Genomic Observatories: a framework for harmonised high throughput barcode sequencing of island arthropods
The biodiversity, ecology, and evolution of island arthropod communities can be studied at unprecedented scales and resolution through the individual or joint application of (i) wocDNA metabarcoding, (ii) barcode reference libraries, (iii) multiplex barcoding and (iv) image analyses. Harmonisation across the first three approaches can also provide for a common data currency, facilitating comparisons and synthetic analyses across independent studies. By incorporating the universally accepted arthropod barcode region of the mitochondrial cytochrome oxidase subunit I (COI) gene into wocDNA metabarcoding (Andújar et al., 2018; Elbrecht et al., 2019), the COI barcode region can act as a directly comparable species tag across any given study, transcending potential taxonomic assignment errors within individual studies. The Genomic Observatory concept, within which HTS serves as a core tool for biodiversity assessment (Arribas et al., 2021a), provides a solid foundation for implementing genome-based inventory and monitoring of insular arthropod biodiversity.

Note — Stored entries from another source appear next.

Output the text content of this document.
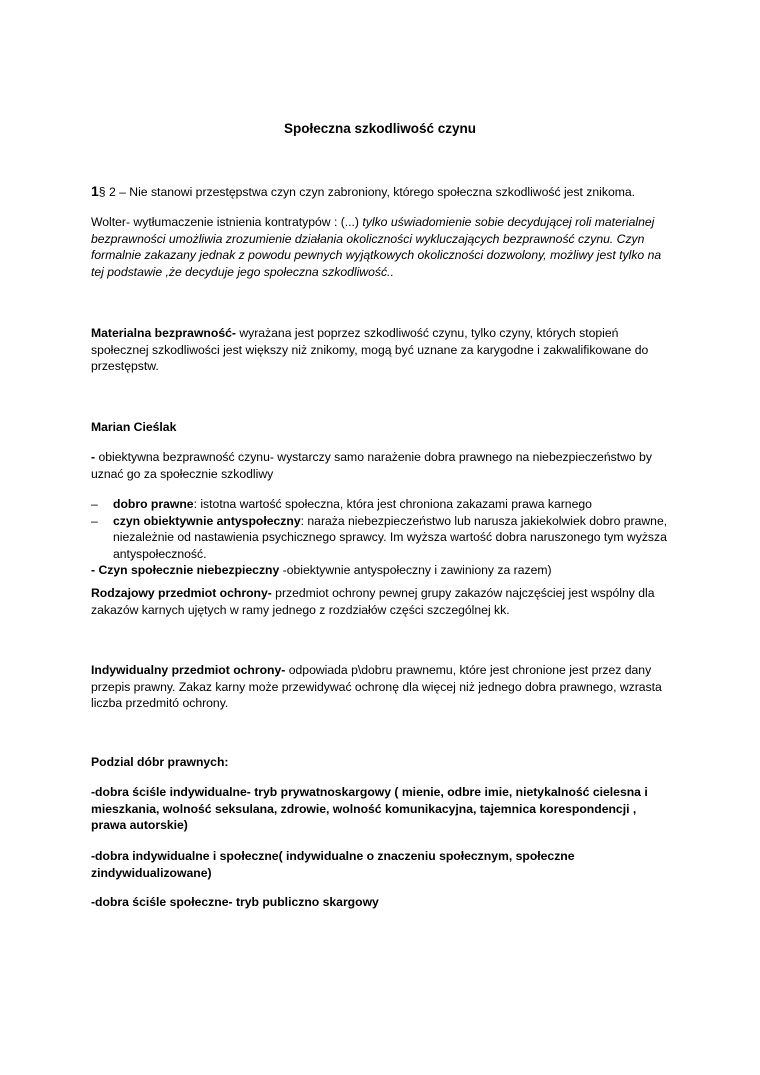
Społeczna szkodliwość czynu
1§ 2 – Nie stanowi przestępstwa czyn czyn zabroniony, którego społeczna szkodliwość jest znikoma.
Wolter- wytłumaczenie istnienia kontratypów : (...) tylko uświadomienie sobie decydującej roli materialnej bezprawności umożliwia zrozumienie działania okoliczności wykluczających bezprawność czynu. Czyn formalnie zakazany jednak z powodu pewnych wyjątkowych okoliczności dozwolony, możliwy jest tylko na tej podstawie ,że decyduje jego społeczna szkodliwość..
Materialna bezprawność- wyrażana jest poprzez szkodliwość czynu, tylko czyny, których stopień społecznej szkodliwości jest większy niż znikomy, mogą być uznane za karygodne i zakwalifikowane do przestępstw.
Marian Cieślak
- obiektywna bezprawność czynu- wystarczy samo narażenie dobra prawnego na niebezpieczeństwo by uznać go za społecznie szkodliwy
– dobro prawne: istotna wartość społeczna, która jest chroniona zakazami prawa karnego
– czyn obiektywnie antyspołeczny: naraża niebezpieczeństwo lub narusza jakiekolwiek dobro prawne, niezależnie od nastawienia psychicznego sprawcy. Im wyższa wartość dobra naruszonego tym wyższa antyspołeczność.
- Czyn społecznie niebezpieczny -obiektywnie antyspołeczny i zawiniony za razem)
Rodzajowy przedmiot ochrony- przedmiot ochrony pewnej grupy zakazów najczęściej jest wspólny dla zakazów karnych ujętych w ramy jednego z rozdziałów części szczególnej kk.
Indywidualny przedmiot ochrony- odpowiada p\dobru prawnemu, które jest chronione jest przez dany przepis prawny. Zakaz karny może przewidywać ochronę dla więcej niż jednego dobra prawnego, wzrasta liczba przedmitó ochrony.
Podzial dóbr prawnych:
-dobra ściśle indywidualne- tryb prywatnoskargowy ( mienie, odbre imie, nietykalność cielesna i mieszkania, wolność seksulana, zdrowie, wolność komunikacyjna, tajemnica korespondencji , prawa autorskie)
-dobra indywidualne i społeczne( indywidualne o znaczeniu społecznym, społeczne zindywidualizowane)
-dobra ściśle społeczne- tryb publiczno skargowy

Harmonised HTS data generation and bioinformatic workflows for general arthropod inventory and assessment are emerging (e.g. Arribas et al., 2022; Creedy et al., 2021; Srivathsan et al., 2021). However, more development is needed for an inclusive range of sampling protocols that can capture important arthropod fractions of biodiversity on islands (see Montgomery et al., 2021 for a review). For terrestrial fractions of arthropod biodiversity, these can be developed as submodules within the recently proposed framework of Arribas et al. (2022), taking advantage of their proposed downstream submodules for the processing and sequencing of samples.
In addition to the need for harmonised data generation protocols, there are other generic obstacles for Genomic Observatories that need to be addressed for an efficient island Genomic Observatories Network. One important challenge is to ensure that metabarcode data conform to Findable, Accessible, Interoperable and Reusable (FAIR) Data Principles (Wilkinson et al., 2016), such that new wocDNA metabarcode and multiplex barcoding data sets can be cross-referenced to previous work. In the same way that cross-referencing sequence reads to barcode sequence repositories can assign taxonomy and clarify species origins, additional cross-referencing to a metabarcode sequence repository would facilitate understanding the structure of community similarity over a range of spatial scales. The GEOME (Genomic Observatories Metadatabase; Deck et al., 2017; Riginos et al., 2020) initiative offers a very useful platform, facilitating FAIR data archival practices. GEOME also facilitates DNA data sharing through the deposition of raw genetic data to the Sequence Read Archive (SRA, www.ncbi.nlm.nih.gov/sra), while maintaining persistent links to standard-compliant metadata held in the GEOME database. Achieving seamless cross-referencing among de novo wocDNA metabarcode sequences, multiplex barcoding sequences and repositories of both barcode sequences and wocDNA metabarcode sequences has the potential to dramatically extend the scope and reach of such data.